I did not grieve for him when he died; I couldn't cry. For the first time in my life I felt safe. It took me a year to understand the paradox he represented--the same paradox that the guards in the concentration camps embodied. They were loving fathers. And they were monsters. Both things were true. Neither truth invalidates the other. To understand that, I have had to grow to encompass the deep truth that coming to terms with my father forced me to understand--it was the same truth I caught a glimpse of in that long-ago film lit class. We all hold in us the seeds of life--and of destruction. We all hold the power to either perpetuate the harm that was done to us, or to change the pattern, to choose another path. I have chosen another path. My son is growing up without a close extended family. But he is also growing up without the monsters in the night.

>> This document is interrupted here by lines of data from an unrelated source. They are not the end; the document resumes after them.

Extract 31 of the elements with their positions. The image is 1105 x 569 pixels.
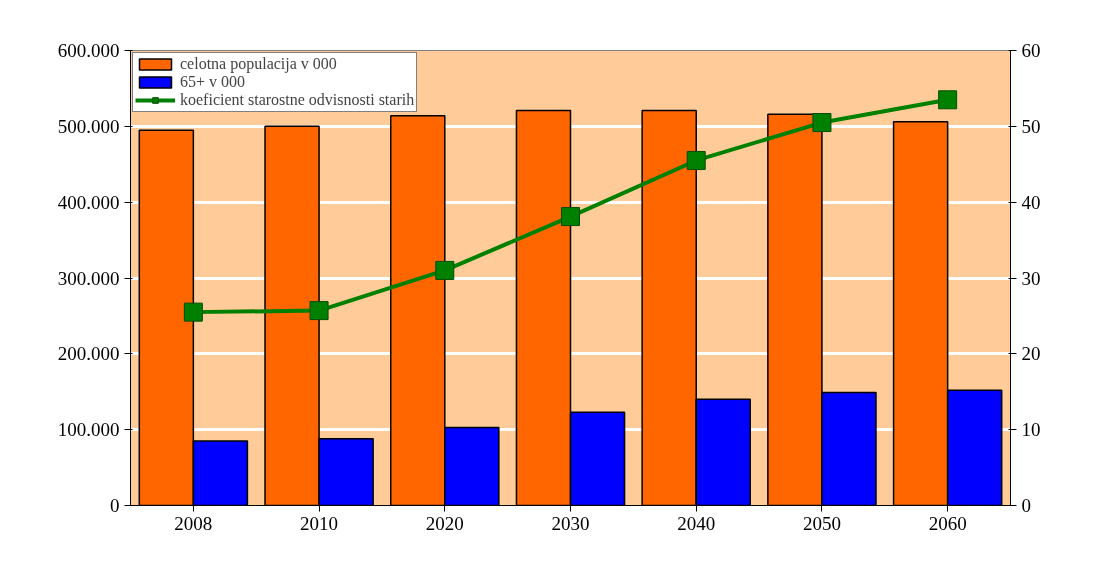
legend-label: celotna populacija v 000: [180, 55, 337, 73]
point: [435, 260, 455, 280]
y-tick-label: 400.000: [57, 191, 120, 213]
y2-tick-label: 30: [1021, 267, 1041, 289]
legend-label: 65+ v 000: [180, 73, 246, 91]
y-tick-label: 600.000: [57, 40, 120, 61]
y2-tick-label: 20: [1021, 343, 1041, 365]
x-tick-label: 2050: [802, 512, 841, 534]
y-tick-label: 200.000: [57, 343, 120, 365]
x-tick-label: 2040: [677, 512, 716, 534]
y-tick-label: 100.000: [57, 419, 120, 441]
point: [686, 150, 706, 170]
point: [812, 113, 832, 133]
x-tick-label: 2010: [300, 512, 339, 534]
point: [309, 301, 329, 321]
y-tick-label: 300.000: [57, 267, 120, 289]
y2-tick-label: 60: [1021, 40, 1041, 61]
y-tick-label: 0: [110, 495, 120, 516]
x-tick-label: 2008: [174, 512, 213, 534]
y2-tick-label: 50: [1021, 115, 1041, 137]
y2-tick-label: 10: [1021, 419, 1041, 441]
x-tick-label: 2060: [928, 512, 967, 534]
point: [561, 207, 580, 227]
y2-tick-label: 0: [1021, 495, 1031, 516]
y-tick-label: 500.000: [57, 115, 120, 137]
x-tick-label: 2030: [551, 512, 590, 534]
y2-tick-label: 40: [1021, 191, 1041, 213]
legend-label: koeficient starostne odvisnosti starih: [180, 91, 415, 109]
x-tick-label: 2020: [425, 512, 464, 534]
point: [938, 90, 958, 110]
point: [183, 302, 203, 322]
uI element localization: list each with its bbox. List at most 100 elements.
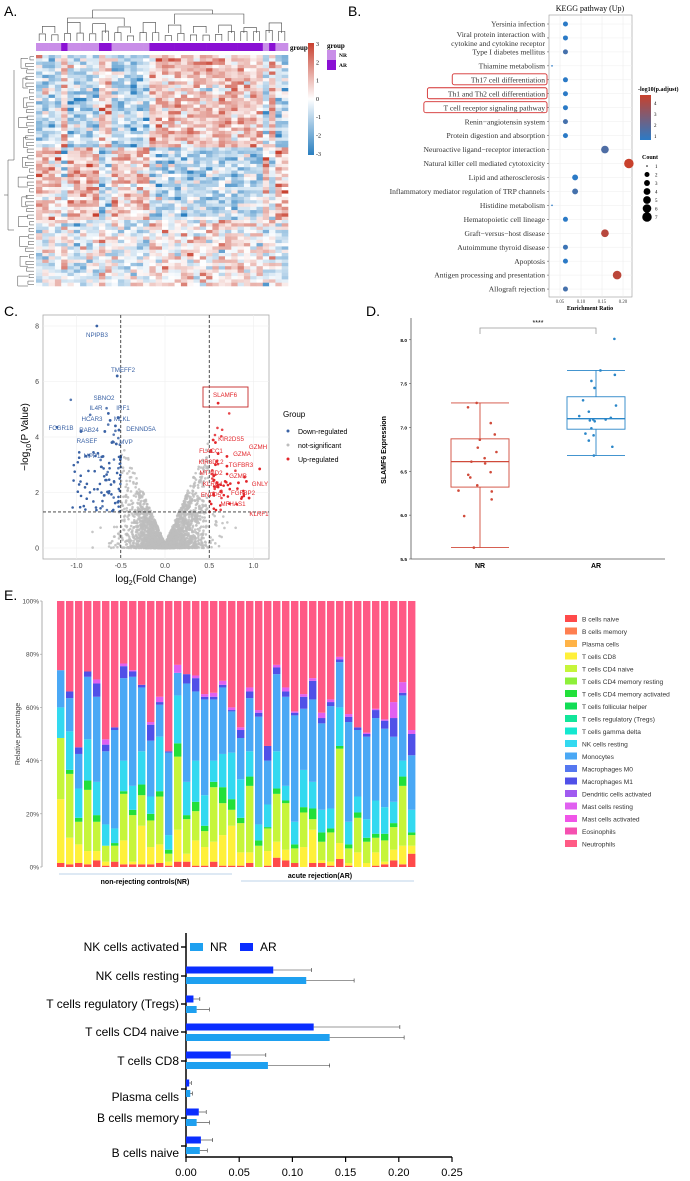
- kegg-pathway-label: Th17 cell differentiation: [471, 75, 545, 84]
- heatmap-cell: [73, 94, 81, 99]
- heatmap-cell: [180, 196, 188, 201]
- heatmap-cell: [99, 91, 106, 95]
- heatmap-cell: [180, 266, 188, 270]
- heatmap-cell: [174, 239, 182, 244]
- heatmap-cell: [281, 81, 289, 85]
- heatmap-cell: [218, 282, 226, 287]
- heatmap-cell: [143, 55, 150, 59]
- heatmap-cell: [54, 253, 62, 257]
- heatmap-cell: [275, 104, 282, 109]
- heatmap-cell: [212, 144, 219, 148]
- heatmap-cell: [42, 256, 49, 260]
- heatmap-cell: [54, 170, 62, 175]
- heatmap-cell: [275, 91, 282, 95]
- heatmap-cell: [111, 256, 119, 260]
- heatmap-cell: [155, 88, 163, 92]
- heatmap-cell: [281, 61, 289, 66]
- heatmap-cell: [199, 163, 207, 168]
- heatmap-cell: [136, 256, 144, 260]
- heatmap-cell: [243, 68, 251, 72]
- heatmap-cell: [36, 180, 43, 184]
- heatmap-cell: [256, 91, 264, 95]
- heatmap-cell: [237, 246, 245, 250]
- heatmap-cell: [206, 58, 213, 62]
- heatmap-cell: [218, 111, 226, 115]
- heatmap-cell: [80, 74, 87, 79]
- heatmap-cell: [231, 173, 238, 178]
- heatmap-cell: [212, 177, 219, 181]
- heatmap-cell: [281, 200, 289, 204]
- heatmap-cell: [174, 223, 182, 227]
- heatmap-cell: [218, 154, 226, 158]
- heatmap-cell: [212, 226, 219, 231]
- volcano-ytick-label: 0: [35, 546, 39, 553]
- heatmap-cell: [54, 81, 62, 85]
- heatmap-cell: [281, 163, 289, 168]
- heatmap-cell: [136, 200, 144, 204]
- group-annotation-cell: [105, 43, 112, 51]
- heatmap-cell: [187, 97, 194, 102]
- group-annotation-cell: [111, 43, 119, 51]
- heatmap-cell: [61, 213, 68, 217]
- heatmap-cell: [193, 124, 201, 128]
- heatmap-cell: [149, 107, 156, 112]
- heatmap-cell: [92, 203, 100, 208]
- heatmap-cell: [225, 266, 232, 270]
- heatmap-cell: [174, 74, 182, 79]
- heatmap-cell: [80, 104, 87, 109]
- heatmap-cell: [281, 249, 289, 254]
- heatmap-cell: [180, 253, 188, 257]
- volcano-point: [134, 492, 138, 496]
- heatmap-cell: [193, 130, 201, 135]
- volcano-point: [124, 543, 128, 546]
- heatmap-cell: [111, 117, 119, 122]
- heatmap-cell: [269, 94, 276, 99]
- heatmap-cell: [105, 256, 112, 260]
- volcano-point: [184, 529, 188, 533]
- volcano-point: [120, 519, 124, 522]
- heatmap-cell: [80, 173, 87, 178]
- heatmap-cell: [162, 94, 169, 99]
- column-dendrogram: [38, 9, 286, 41]
- heatmap-cell: [130, 157, 138, 161]
- heatmap-cell: [262, 239, 270, 244]
- heatmap-cell: [143, 183, 150, 188]
- heatmap-cell: [92, 94, 100, 99]
- heatmap-cell: [48, 84, 56, 89]
- heatmap-cell: [149, 114, 156, 118]
- heatmap-cell: [86, 61, 93, 66]
- heatmap-cell: [262, 160, 270, 165]
- heatmap-cell: [143, 97, 150, 102]
- heatmap-cell: [225, 262, 232, 267]
- heatmap-cell: [99, 183, 106, 188]
- heatmap-cell: [124, 124, 131, 128]
- heatmap-cell: [149, 259, 156, 264]
- heatmap-cell: [149, 223, 156, 227]
- heatmap-cell: [130, 64, 138, 69]
- heatmap-cell: [269, 266, 276, 270]
- heatmap-cell: [54, 71, 62, 76]
- heatmap-cell: [130, 187, 138, 191]
- heatmap-cell: [250, 130, 257, 135]
- heatmap-cell: [180, 140, 188, 145]
- heatmap-cell: [275, 84, 282, 89]
- heatmap-cell: [225, 229, 232, 234]
- heatmap-cell: [168, 213, 175, 217]
- heatmap-cell: [275, 253, 282, 257]
- heatmap-cell: [243, 177, 251, 181]
- heatmap-cell: [111, 206, 119, 211]
- heatmap-cell: [269, 114, 276, 118]
- heatmap-cell: [80, 190, 87, 194]
- heatmap-cell: [262, 78, 270, 82]
- heatmap-cell: [67, 55, 75, 59]
- heatmap-cell: [99, 147, 106, 151]
- heatmap-cell: [168, 269, 175, 274]
- heatmap-cell: [67, 213, 75, 217]
- heatmap-cell: [275, 223, 282, 227]
- volcano-point: [120, 501, 124, 505]
- heatmap-cell: [111, 55, 119, 59]
- heatmap-cell: [80, 246, 87, 250]
- heatmap-cell: [48, 55, 56, 59]
- heatmap-cell: [212, 140, 219, 145]
- heatmap-cell: [61, 253, 68, 257]
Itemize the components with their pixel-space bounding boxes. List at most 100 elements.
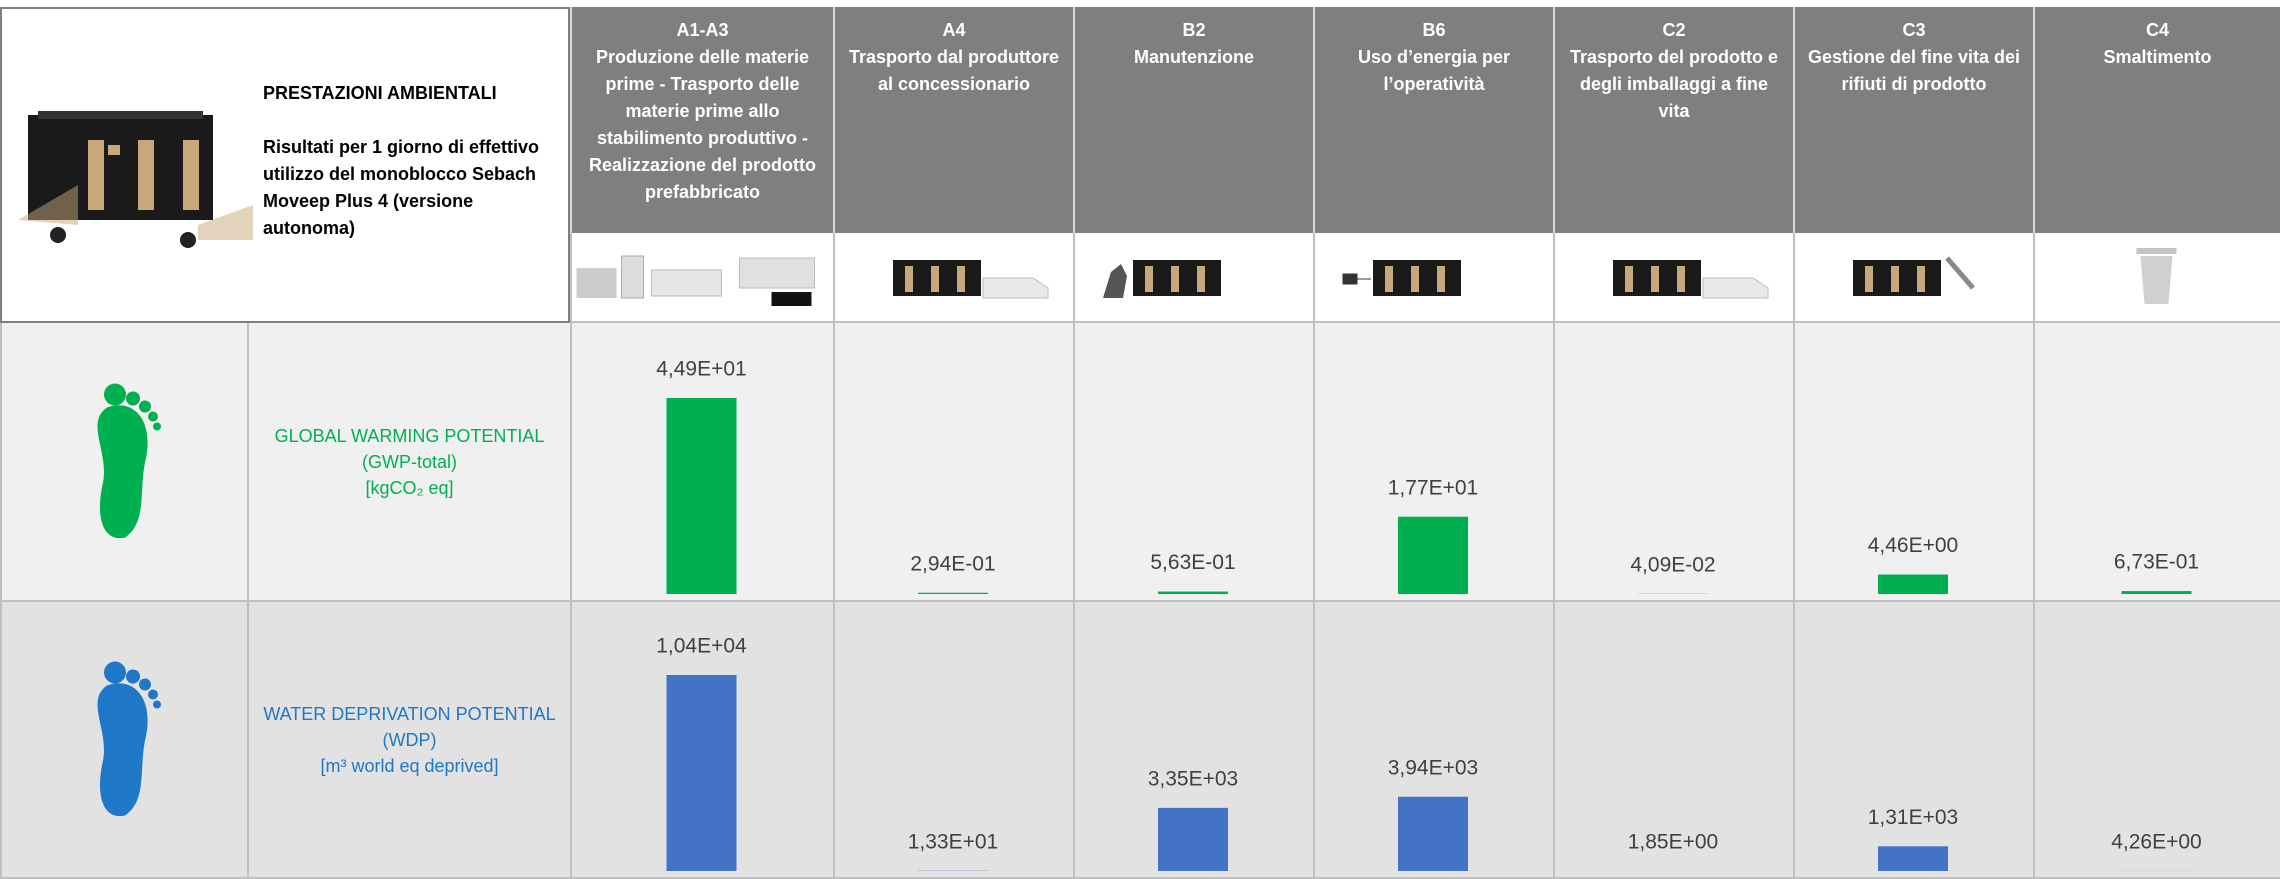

And for that, I thank you. Your book set out the patterns of abuse, its causes, and its effects. It taught me to look for those patterns in myself--to choose whether I would raise my son as I was raised, or change the patterns. I chose change. I left organized religion (I am a very spiritual person, but consider it an intensely personal thing). I ended the damaging relationships in my life that urged me to continue the old patterns of abuse and victimization. I learned to look for ideas and models in places other than my family. Above all, I learned to simplify. Rather than enforcing a long list of rules and shibboleths, I have chosen to take the Wiccan rede and the Rule of three as the guides by which I raise my child--"If it harms none, do as you will," and "What you send out you get back--three times over." I have found them easy to teach, and simpler and at the same time more demanding than traditional christianity. I teach my son that we speak politely because in being rude we are both harming others and setting up a dynamic where that rudeness will be returned to us--with interest. We don't litter and we recycle because to to otherwise is harming the earth. We do the things we love if they don't harm others or ourselves. The possibilities in our lives are endless. I teach him that he can be whatever he wants to be, as long as it's good, positive work--that we do what we love, rather than what brings in the most cash.
In short, we are happy. It has been a long road; it is exactly nine years ago today that my Dad died. Sometimes it's a lonely road. But most important is that we are happy. And that's the key, and the message for others who feel trapped in abusive, painful lives. Happiness is possible. It is not easy, but it's there. There is hope, for those with courage, honesty, and persistence enough to find it.
You may publish this or not, at your own discretion. If you do, please use my pen name (it's below). I have chosen to tell my story, but I try to be respectful of the remainder of my family--who have not.
AM: As you say, it is not easy but it is possible to break the chaine if violence, hypocrisy and lies - if you dare to look at your truth. You succeded in doing this, and I warmly congratulate you.